Man merkt dem Buch sein Alter an, nicht nur, wenn Spieler erwähnt werden, die schon längst ihre Karrieren beendet haben, sondern auch, da die Analyse des Fußballs zur Zeit des Schreibens erst im Entstehen war.
Matchplan ist ein deutlich aktuelleres Buch, es stammt aus dem Jahr 2018. Es ist deutlich kritischer, so beginnt ein Kapitel mit der Aussage: “Fußball mit Hilfe von Statistiken und Daten besser verstehen zu wollen, führte in eine Sackgasse.” (S.122) Im Vergleich zum ersten Buch werden viel mehr Sachen hinterfragt. Deswegen gefällt mir dieses Buch besser. Sehr interessant fand ich den psychologischen Test, der in einem Kapitel übder den dänsichen Verein FC Midtjylland vorgestellt wurde. Nach einem Online-Test bin ich sehr blau, mit etwas grün. Wie zu erwarten war ;-).
Zudem wird auf den letzten Seiten ein Loblied auf den SC Freiburg angestimmt. Allein dafür lohnt es sich, das Buch zu lesen.
Veröffentlicht am 19.03.2020
Ich lese gerade endlich auch mal die Harry Potter Bücher, ich bin halt ganz nah dran, was die Kids heute so machen. Hier mal meine Einschrätzungen so weit, Achtung Spoiler:
Hat mir gefallen, besonders Hagrid ist mein Liebling.
OK
Bisher mein Lieblings-Teil.
Die ganze Geschichte mit dem Turnier ist doch eigentlich vollkommen unnötig. Ich fand, dass sich das Buch dadurch etwas zieht.
Das letzte Drittel hat mir gefallen, die ersten zwei Drittel waren zu viel bürokratischer Kampf. Also ein Konflikt, der über ministerielle Dekrete ausgefochten wird, ist nicht so interessant.

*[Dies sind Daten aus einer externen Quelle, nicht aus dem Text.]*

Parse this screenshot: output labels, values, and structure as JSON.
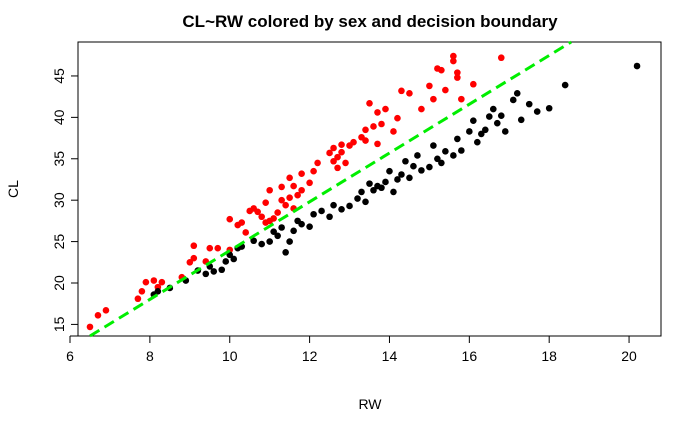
{
  "chart_data": {
    "type": "scatter",
    "title": "CL~RW colored by sex and decision boundary",
    "xlabel": "RW",
    "ylabel": "CL",
    "xlim": [
      6.2,
      20.8
    ],
    "ylim": [
      13.6,
      49.1
    ],
    "xticks": [
      6,
      8,
      10,
      12,
      14,
      16,
      18,
      20
    ],
    "yticks": [
      15,
      20,
      25,
      30,
      35,
      40,
      45
    ],
    "grid": false,
    "legend": "none",
    "boundary": {
      "style": "dashed",
      "color": "#00ee00",
      "x": [
        6.5,
        18.55
      ],
      "y": [
        13.6,
        49.1
      ]
    },
    "series": [
      {
        "color": "#ff0000",
        "points": [
          [
            6.5,
            14.7
          ],
          [
            6.7,
            16.1
          ],
          [
            6.9,
            16.7
          ],
          [
            7.7,
            18.1
          ],
          [
            7.8,
            19.0
          ],
          [
            7.9,
            20.1
          ],
          [
            8.1,
            20.3
          ],
          [
            8.2,
            19.5
          ],
          [
            8.3,
            20.1
          ],
          [
            8.8,
            20.7
          ],
          [
            9.0,
            22.5
          ],
          [
            9.1,
            23.0
          ],
          [
            9.1,
            24.5
          ],
          [
            9.4,
            22.6
          ],
          [
            9.5,
            24.2
          ],
          [
            9.7,
            24.2
          ],
          [
            10.0,
            24.0
          ],
          [
            10.0,
            27.7
          ],
          [
            10.2,
            27.0
          ],
          [
            10.3,
            27.3
          ],
          [
            10.4,
            26.1
          ],
          [
            10.5,
            28.7
          ],
          [
            10.6,
            29.0
          ],
          [
            10.7,
            28.6
          ],
          [
            10.8,
            28.0
          ],
          [
            10.9,
            27.3
          ],
          [
            10.9,
            29.7
          ],
          [
            11.0,
            27.5
          ],
          [
            11.0,
            31.2
          ],
          [
            11.1,
            27.8
          ],
          [
            11.2,
            28.5
          ],
          [
            11.3,
            30.0
          ],
          [
            11.3,
            31.6
          ],
          [
            11.4,
            29.4
          ],
          [
            11.5,
            30.3
          ],
          [
            11.5,
            32.7
          ],
          [
            11.6,
            29.0
          ],
          [
            11.6,
            31.7
          ],
          [
            11.7,
            30.6
          ],
          [
            11.8,
            33.2
          ],
          [
            11.8,
            31.2
          ],
          [
            12.0,
            32.1
          ],
          [
            12.1,
            33.5
          ],
          [
            12.2,
            34.5
          ],
          [
            12.5,
            35.7
          ],
          [
            12.6,
            36.3
          ],
          [
            12.6,
            34.7
          ],
          [
            12.7,
            33.9
          ],
          [
            12.7,
            35.2
          ],
          [
            12.8,
            36.7
          ],
          [
            12.8,
            35.8
          ],
          [
            12.9,
            34.5
          ],
          [
            13.0,
            36.6
          ],
          [
            13.1,
            37.0
          ],
          [
            13.3,
            37.6
          ],
          [
            13.4,
            37.2
          ],
          [
            13.4,
            38.5
          ],
          [
            13.5,
            41.7
          ],
          [
            13.6,
            38.9
          ],
          [
            13.7,
            40.6
          ],
          [
            13.7,
            36.8
          ],
          [
            13.8,
            39.2
          ],
          [
            13.9,
            41.0
          ],
          [
            14.1,
            38.3
          ],
          [
            14.2,
            39.9
          ],
          [
            14.3,
            43.2
          ],
          [
            14.5,
            42.9
          ],
          [
            14.8,
            41.0
          ],
          [
            15.0,
            43.8
          ],
          [
            15.1,
            42.2
          ],
          [
            15.2,
            45.9
          ],
          [
            15.3,
            45.7
          ],
          [
            15.4,
            43.3
          ],
          [
            15.6,
            46.8
          ],
          [
            15.6,
            47.4
          ],
          [
            15.7,
            44.8
          ],
          [
            15.7,
            45.4
          ],
          [
            15.8,
            42.2
          ],
          [
            16.1,
            44.0
          ],
          [
            16.8,
            47.2
          ]
        ]
      },
      {
        "color": "#000000",
        "points": [
          [
            8.1,
            18.6
          ],
          [
            8.2,
            19.0
          ],
          [
            8.5,
            19.4
          ],
          [
            8.9,
            20.3
          ],
          [
            9.2,
            21.5
          ],
          [
            9.4,
            21.1
          ],
          [
            9.5,
            22.0
          ],
          [
            9.6,
            21.4
          ],
          [
            9.8,
            21.6
          ],
          [
            9.9,
            22.6
          ],
          [
            10.1,
            22.9
          ],
          [
            10.0,
            23.4
          ],
          [
            10.2,
            24.2
          ],
          [
            10.3,
            24.4
          ],
          [
            10.6,
            25.1
          ],
          [
            10.8,
            24.7
          ],
          [
            11.0,
            25.0
          ],
          [
            11.1,
            26.2
          ],
          [
            11.2,
            25.7
          ],
          [
            11.3,
            26.7
          ],
          [
            11.4,
            23.7
          ],
          [
            11.5,
            25.0
          ],
          [
            11.6,
            26.3
          ],
          [
            11.7,
            27.5
          ],
          [
            11.8,
            27.1
          ],
          [
            12.0,
            26.8
          ],
          [
            12.1,
            28.3
          ],
          [
            12.3,
            28.7
          ],
          [
            12.5,
            28.0
          ],
          [
            12.6,
            29.4
          ],
          [
            12.8,
            28.9
          ],
          [
            13.0,
            29.3
          ],
          [
            13.2,
            30.2
          ],
          [
            13.3,
            31.0
          ],
          [
            13.4,
            29.8
          ],
          [
            13.5,
            32.0
          ],
          [
            13.6,
            31.2
          ],
          [
            13.7,
            31.7
          ],
          [
            13.8,
            31.5
          ],
          [
            13.9,
            32.2
          ],
          [
            14.0,
            33.5
          ],
          [
            14.1,
            31.0
          ],
          [
            14.2,
            32.5
          ],
          [
            14.3,
            33.1
          ],
          [
            14.4,
            34.7
          ],
          [
            14.5,
            32.7
          ],
          [
            14.6,
            34.1
          ],
          [
            14.7,
            35.4
          ],
          [
            14.8,
            33.6
          ],
          [
            15.0,
            34.0
          ],
          [
            15.1,
            36.6
          ],
          [
            15.2,
            35.0
          ],
          [
            15.3,
            34.5
          ],
          [
            15.4,
            35.9
          ],
          [
            15.6,
            35.4
          ],
          [
            15.7,
            37.4
          ],
          [
            15.8,
            36.0
          ],
          [
            16.0,
            38.3
          ],
          [
            16.1,
            39.6
          ],
          [
            16.2,
            37.0
          ],
          [
            16.3,
            38.0
          ],
          [
            16.4,
            38.5
          ],
          [
            16.5,
            40.1
          ],
          [
            16.6,
            41.0
          ],
          [
            16.7,
            39.3
          ],
          [
            16.8,
            40.2
          ],
          [
            16.9,
            38.3
          ],
          [
            17.1,
            42.1
          ],
          [
            17.2,
            42.9
          ],
          [
            17.3,
            39.7
          ],
          [
            17.5,
            41.6
          ],
          [
            17.7,
            40.7
          ],
          [
            18.0,
            41.1
          ],
          [
            18.4,
            43.9
          ],
          [
            20.2,
            46.2
          ]
        ]
      }
    ]
  }
}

Vielleicht bin ich insgesamt etwas zu logisch für die Bücher. Es kommt ja immer vor, dass irgendein unerwarteter Zauber eintritt. Zum Beispiel gibt es einen Zauber, mit dem man Türen verschließen kann. Dann gibt es aber Sirius Messer, mit dem man auch diese Türen öffnen kann. Dann gibt es aber trotzdem Türen, die dieses Messer nicht öffnen kann. Vielleicht stört es mich, dass die Welt in Harry Potter dadurch nicht erwartbar ist, vielleicht ist es das, dass andere an den Büchern so schätzen.